How do PMs decide what to do? They don’t know what it takes to build the product, and they don’t know the industry!
You’ve been a PM in a fintech startup for 2 years, can you make the right decisions in a HealthTech one?
You’ve been a PM in a large B2B company and you moved to a small B2C startup, does the knowledge transfer?
You’ve been a PM of a mobile app with 50 users, and now you moved to a website of 100,000 daily users, do you know how to prioritize the technical part?
With an average turnover rate for Product Managers of 6-24 months, it’s not surprising they can’t take the time to dive in and learn everything about the industry/product/technology.
Since Covid, we have seen ‘Zoom-based Product Management’. PMs who have never met customers in person, or seen firsthand how the product is used (and no, a logrocket recording doesn’t count).
Before I go on, I want to make it clear - I’m not blaming the PMs here. It’s a very tough job, and impossible to clearly define. PMs around the world feel the problem too: “After 6 years of PM-ing, I have a strange feeling that product management is a fake profession”.
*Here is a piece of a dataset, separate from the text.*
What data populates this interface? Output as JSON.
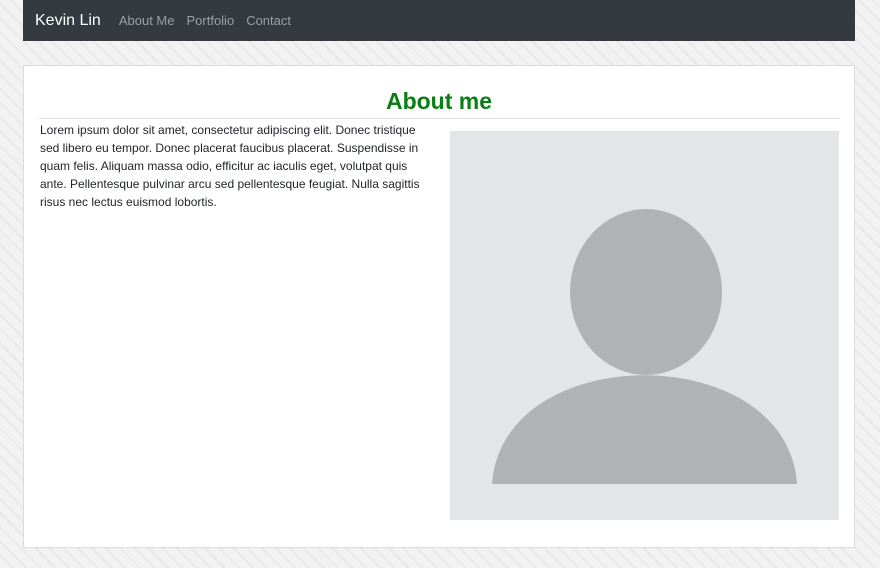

“Senior product manager is the #1 job that people are trying to get out of (66% of PMs surveyed)”.
(From
‘S very interesting article about the future of the profession in Product Growth)2. Engineers are not involved in the decisions
Engineers build something without ever talking to the customer, and with no direct input from their side.
I’ve been in my company for 3 years, and I’ve NEVER been in a meeting with a customer.
In the worst-case scenario, it looks like this:
A customer talks with the CS (Customer Success) representative, telling them
feature X is critical for them.
The CS describes this to the PM, who decides it’s important enough to develop.
The PM sits with the designer, and explains how they should develop a feature the CS said the customer needs.
The engineers receive a design, that the designer thinks solves a problem that the PM said that the CS said that the customer has… 🤮
In a (just a bit) better-case scenario, the PM and designer jump on a 60-minute meeting directly with the customer, get a sense of what they need to do, and go straight to designing.
It might have been a GREAT 60-minute meeting with the client. The PM will spend a week writing a detailed PRD (Product Requirements Document), and the designer will spend a week on the design.
Then the development team will work on it for a month, without ever talking to the customer.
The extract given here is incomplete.